İSRAİL'İN LÜBNAN'A SALDIRILARI
Cumhurbaşkanı Erdoğan, New York'tayken İsrail'in Lübnan'a yönelik saldırılarını daha da artırdığını, son 2 haftada İsrail'in saldırılarında, aralarında çok sayıda çocuğun da olduğu 1000'i aşkın Lübnanlı hayatını kaybettiğini bildirdi.
İsrail saldırılarında vefat edenlere Allah'tan rahmet, Lübnan halkına taziyelerini ileten Erdoğan, şu ifadeleri kullandı:
"Lübnan Başbakanı Sayın Mikati ile görüşmemizde Türkiye'nin güçlü desteğinin yanlarında olduğunu çok net biçimde söyledim. İlk etapta acil ilaç ve tıbbi malzeme yardımımızı bölgeye süratle gönderdik. 30 ton insani yardım malzemesi çarşamba günü Beyrut'a ulaştı. Güvenlik şartları elverdiği ölçüde yardımlarımızı devam ettireceğiz.

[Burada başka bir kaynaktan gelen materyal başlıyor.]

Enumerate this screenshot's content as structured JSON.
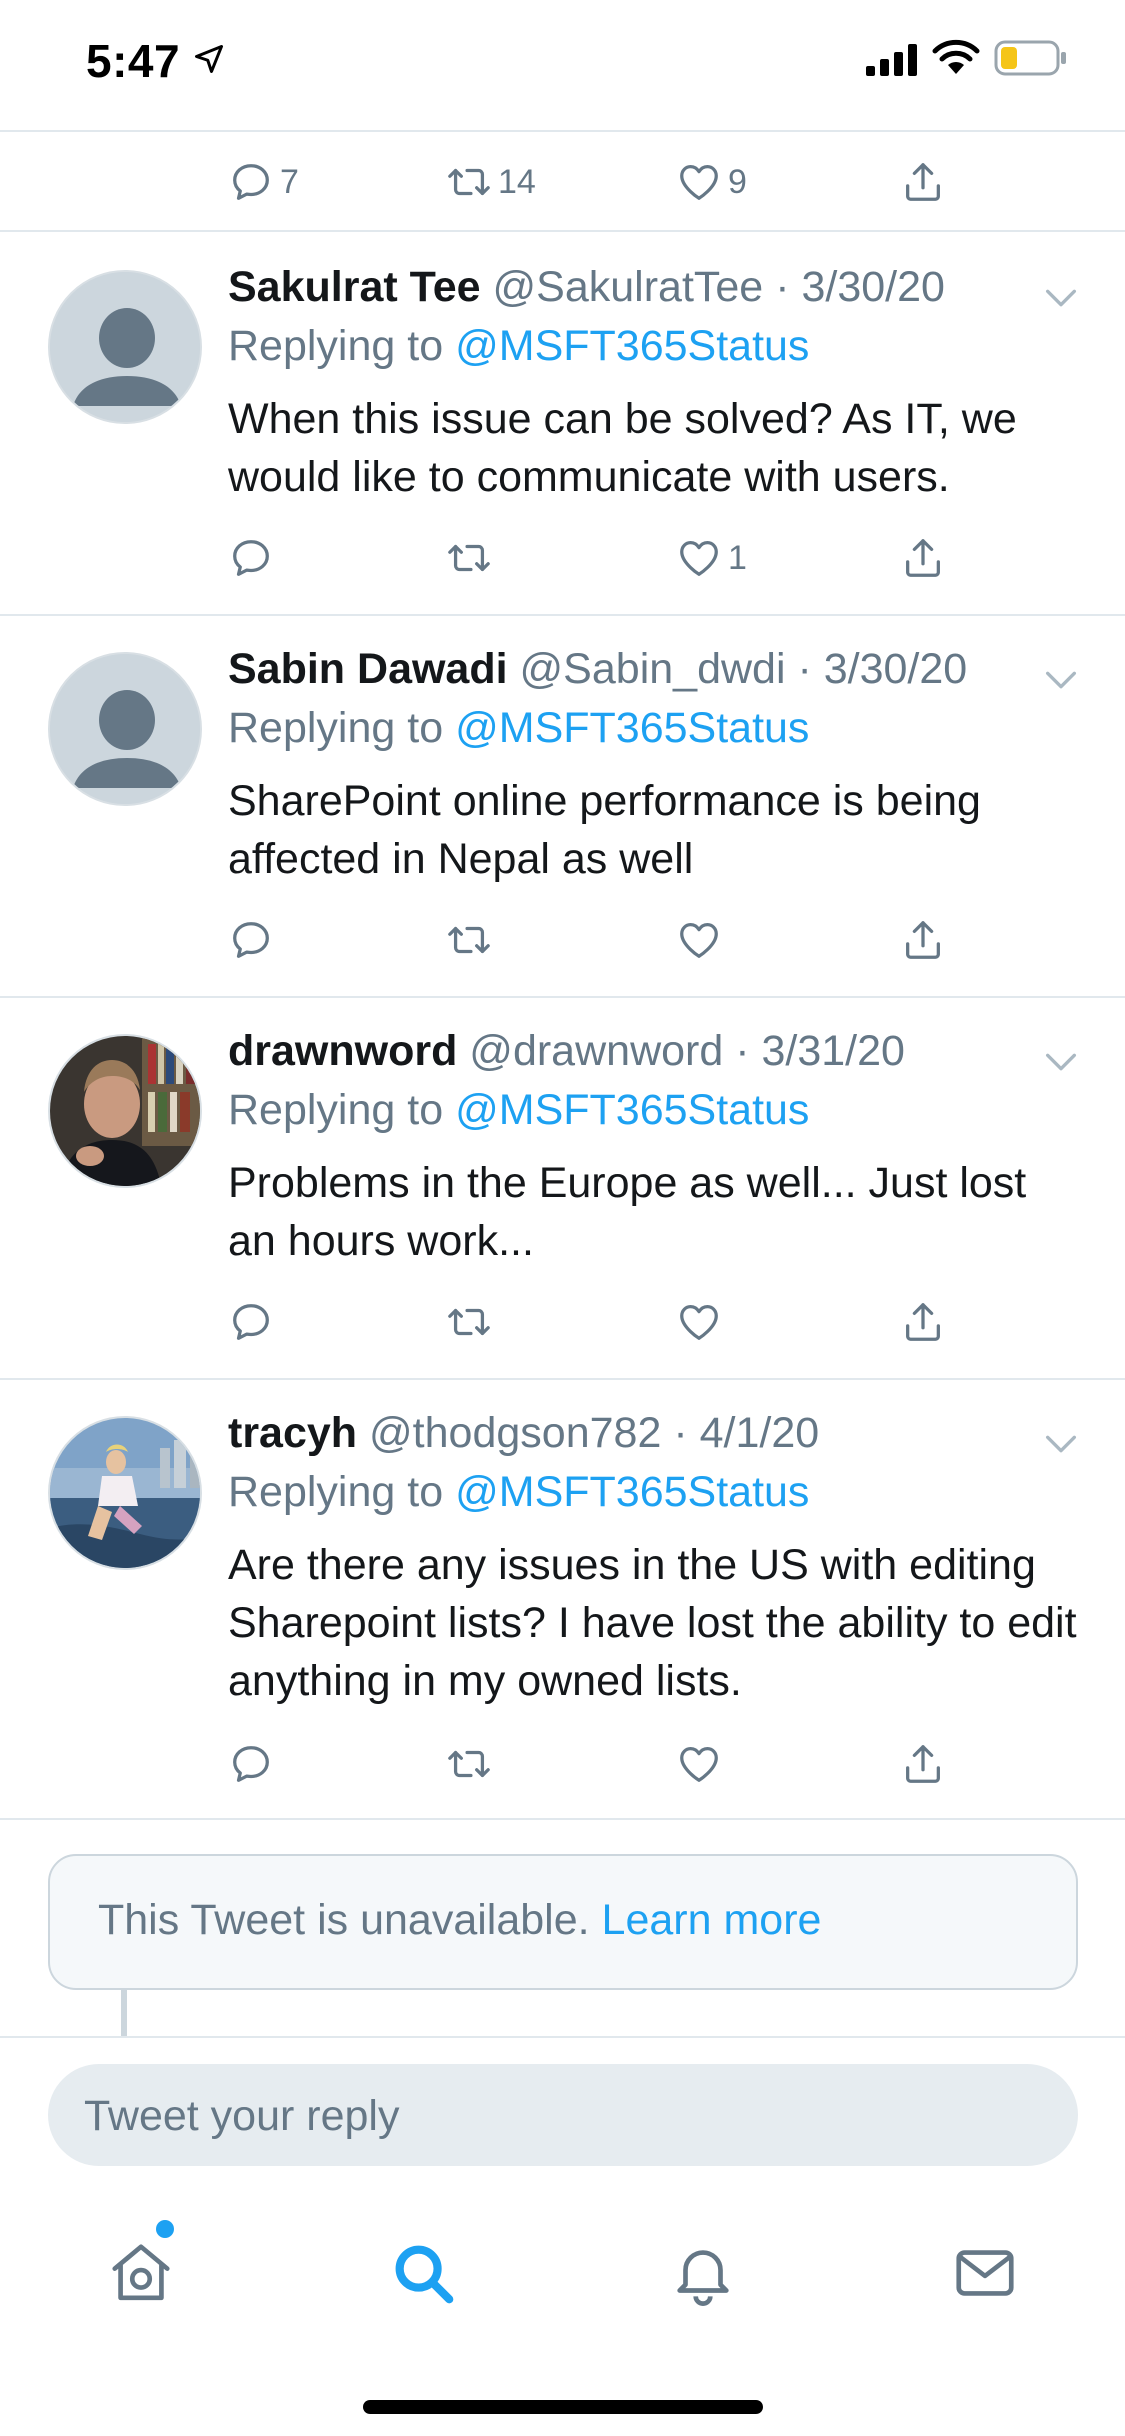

Tabii İsrail'in sivil asker ayrımı gözetmeden sürdürdüğü saldırılara bağlı olarak, Lübnanlı kardeşlerimizin ihtiyaçları da katlanarak artıyor."
Erdoğan, Lübnanlı sivillerin yerlerinden edildiğine dikkati çekerek, şunları kaydetti:
"Milletimizin yüz akı olan sivil toplum kuruluşlarımız, zor koşullara rağmen sahadalar; insani yardım noktasında ellerinden geleni yapıyorlar. Biz de İsrail’in saldırılarını durdurması için diplomatik temaslarımıza hız verdik. Dışişleri Bakanımız, MİT Başkanımız ve diğer yetkililerimiz bu noktada muhataplarıyla yoğun temas halinde. Uluslararası toplum İsrail'in tüm bölgeyi ateşe atan bu haydutluğuna daha fazla sessiz kalamaz. Şayet Güvenlik Konseyi gerekli iradeyi göstermezse Genel Kurul'un (BM) 1950 tarihli Barış İçin Birlik Kararı'nda olduğu gibi kuvvet kullanma tavsiyesinde bulunma yetkisi süratle devreye alınmalıdır."